Employee Attrition Analysis & its importance
Businesses find it challenging to retain their current staff because of the market's enormous need for knowledgeable and skilled workers. Employee attrition can happen for several reasons. These include unhappiness about employee benefits or the pay structure, a lack of employee development opportunities, and even poor conditions in the workplace. It may be voluntary, involuntary or retirement. The organisations are striving to develop a model that would enable them to identify individuals who may be on the verge of attrition in order to maintain smooth operation and higher productivity. The wellbeing and satisfaction of a company's human resources must be ensured. Data Analytics is helpful in lowering the attrition rate of the organisation by getting to the root of the issues and then changing processes to increase effective employee retention.
Why ACLYSIS ?
One of the most popular machine learning apps is predicting. It can be used to predict future earnings, expenses, product costs, expenses, commodity costs, churn, attrition, success, failure, lead score, etc.
In fact, it's hard to predict. Traditional methods need considerable manpower, data engineering expertise and statistical knowledge. Using this analytical podium, even teams with no technical expertise can predict values quickly and cost-effectively.
In the sections that follow, we'll look at how to create and utilise a prediction model using a dataset to identify employees who are more likely to leave their jobs than others and the contributing reasons with the help of our AutoML platform with some simple clicks.
An important use-case that influences the company's position is the development of HR strategies that take into account employee behaviours. Anyone can properly build their HR Management using these assumptions.
Data in hand
The data consists of attrition details of a set of 1000 employees of a company. Among those, ‘’Attrition’’ is our target / dependent variable and we can use machine learning to predict attrition possibility for a new set of employees.

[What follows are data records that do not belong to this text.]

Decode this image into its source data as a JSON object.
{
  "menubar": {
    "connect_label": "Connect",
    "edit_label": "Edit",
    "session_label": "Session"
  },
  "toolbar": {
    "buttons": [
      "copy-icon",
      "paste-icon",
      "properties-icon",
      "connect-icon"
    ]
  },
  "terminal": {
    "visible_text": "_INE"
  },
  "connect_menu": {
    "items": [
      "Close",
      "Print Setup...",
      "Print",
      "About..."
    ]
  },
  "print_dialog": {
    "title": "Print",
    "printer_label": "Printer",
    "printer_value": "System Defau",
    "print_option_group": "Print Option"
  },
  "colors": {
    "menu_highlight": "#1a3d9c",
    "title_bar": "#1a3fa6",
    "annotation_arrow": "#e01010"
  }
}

For demo purposes, this dataset has already been uploaded to Aclysis. But by just selecting "Connect Data Source," you can upload whatever dataset you desire.

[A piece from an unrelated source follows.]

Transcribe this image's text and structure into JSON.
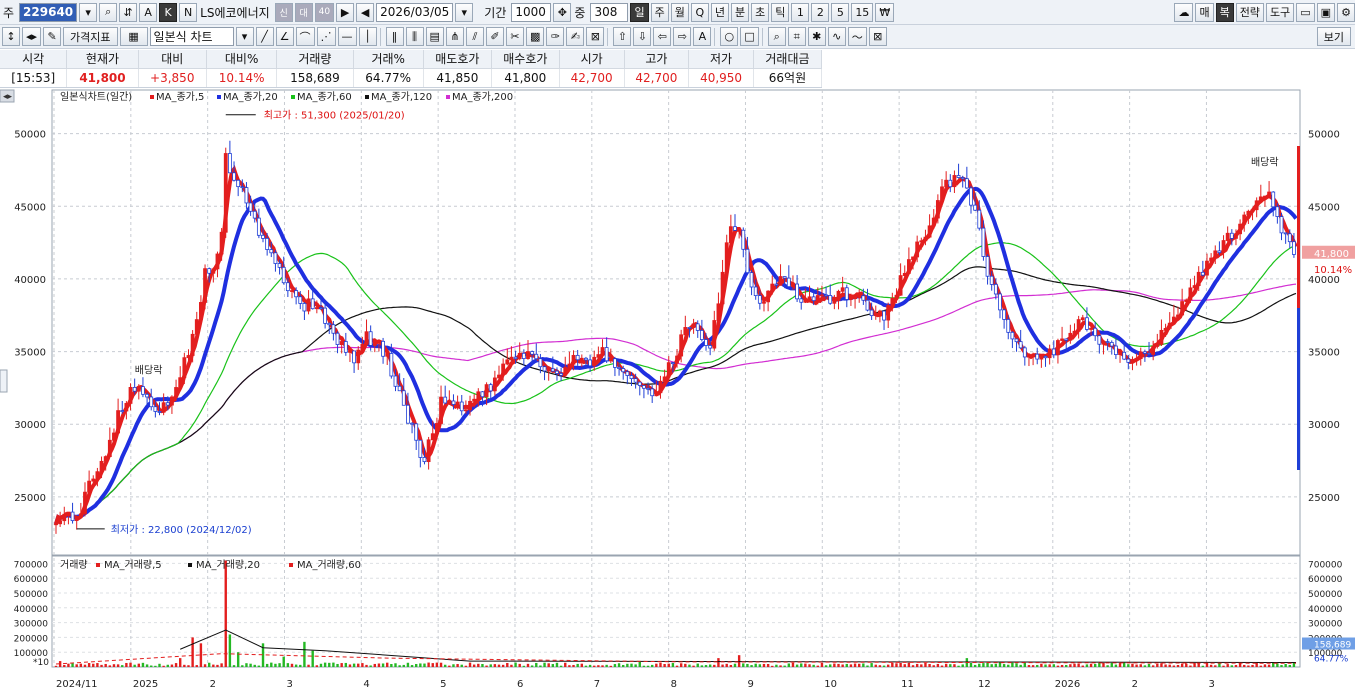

We'll look at how to create and use a predicting model below. You must first log in with us. The home page will appear as.

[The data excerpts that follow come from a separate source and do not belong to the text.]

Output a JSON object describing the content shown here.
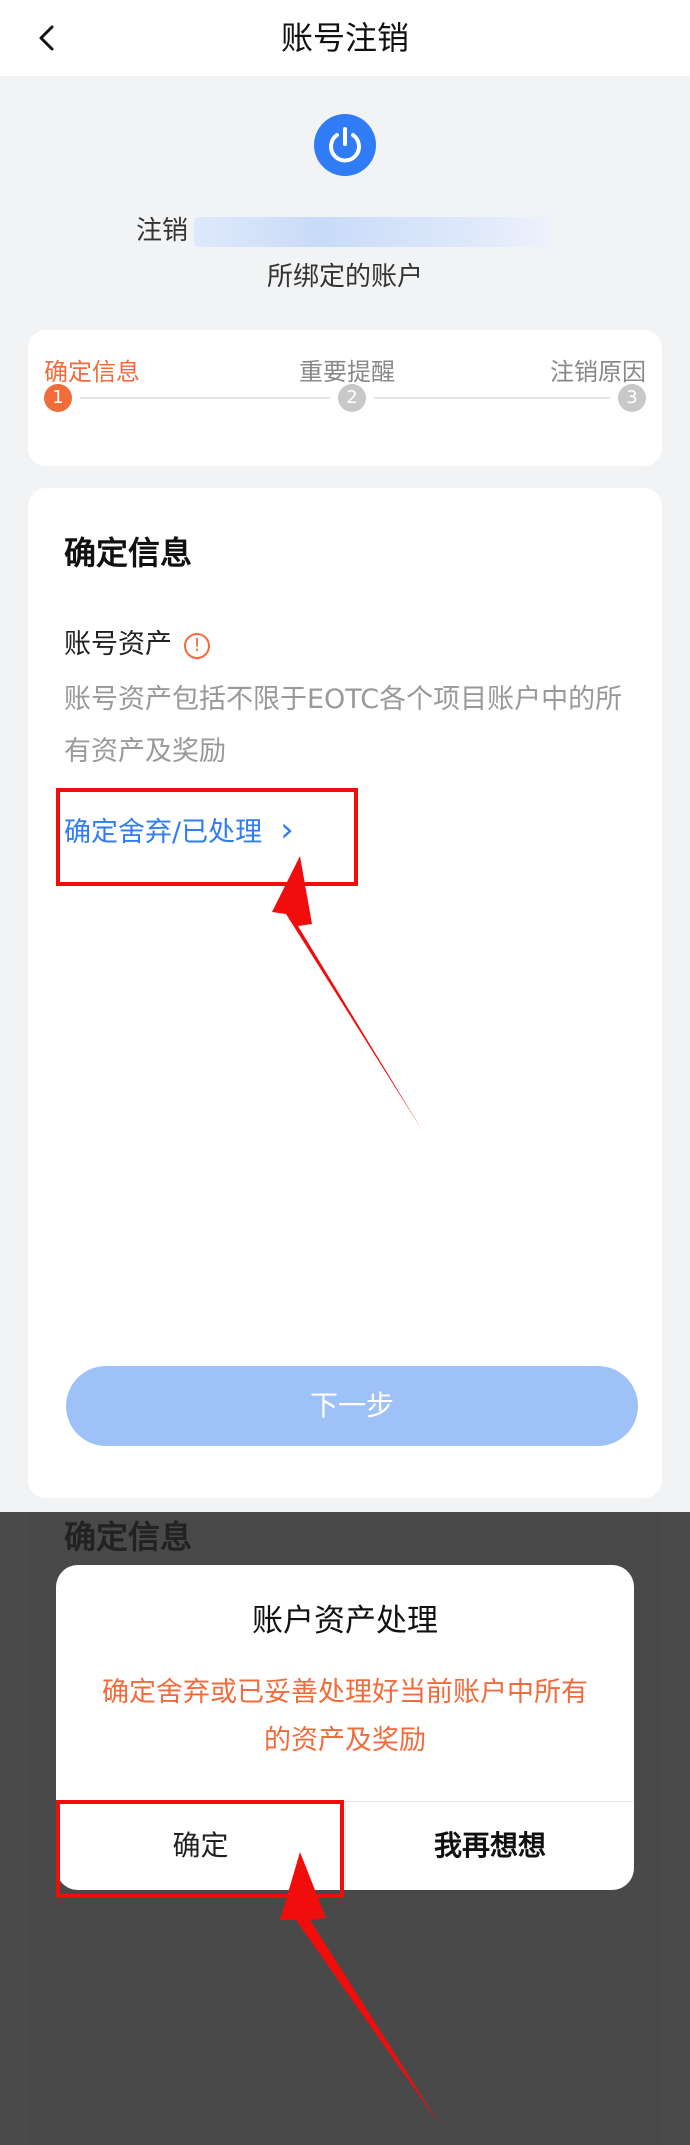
{
  "header": {
    "title": "账号注销"
  },
  "account": {
    "cancel_prefix": "注销",
    "bound_text": "所绑定的账户"
  },
  "steps": [
    {
      "label": "确定信息",
      "number": "1"
    },
    {
      "label": "重要提醒",
      "number": "2"
    },
    {
      "label": "注销原因",
      "number": "3"
    }
  ],
  "info": {
    "title": "确定信息",
    "asset_title": "账号资产",
    "warn_glyph": "!",
    "asset_desc": "账号资产包括不限于EOTC各个项目账户中的所有资产及奖励",
    "confirm_link": "确定舍弃/已处理",
    "chevron": "›",
    "next_button": "下一步"
  },
  "dialog": {
    "bg_heading": "确定信息",
    "title": "账户资产处理",
    "message": "确定舍弃或已妥善处理好当前账户中所有的资产及奖励",
    "confirm": "确定",
    "rethink": "我再想想"
  },
  "colors": {
    "accent": "#2f7cf6",
    "warning": "#f26b3a",
    "highlight": "#f20d0d"
  }
}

Once you click "Add New Model" on the home page, the interface shown below will appear.
Then, select "Import Table" to upload the dataset. When a dataset is uploaded, you will see a scrollable preview of it in addition to an overview that lists the dataset's name, number of rows and columns, most recent upload time, and distribution of each variable. Click "Save & Continue" to go to the next step."
Building the Model
In order to rename columns, eliminate unused features and duplicate rows, handle outliers, etc., we can now choose the second step, "Manipulate Data." The display will be
Click "Save & Continue" to move on to step 3, "Model Result," where a model is created and results are collected. In this stage, you must decide the features to include in the model as well as the target variable. You can choose from a wide range of models. You must choose the parameter values before running the advanced model.
You will see the following display with model accuracy and numerous visualisations, including the target variable distribution and dispersion, feature importance, segmentations, and classification report, as soon as you submit the form. among other things, confusion matrix and an accurate vs. prediction plot.
Additionally, keep in mind that, unlike many widely used automated machine learning programmes, you are not required to pay for model training time, so feel free to create as many models as you like. As a result, we have found that developing a highly accurate prediction model is relatively simple.
Deploying the Model
It's time to use the model we've created in the actual world.
Deploying complex machine learning models is easy with Aclysis. Click "Deploy Model" to launch a web app for deployment. For instance, if you choose "Web App," you'll be prompted for feature inputs. As soon as values are given, the target variable's prediction is immediately displayed. Instead of providing a single set of numbers, you can upload a file and receive the corresponding forecasts in tabular form. Here's an illustration of a deployment page that includes a csv file:
The same techniques we used can be applied to forecast any categorical trait of interest to you. As long as you have the data, you may connect historical data to Aclysis, select a column to forecast, and deploy via a variety of methods.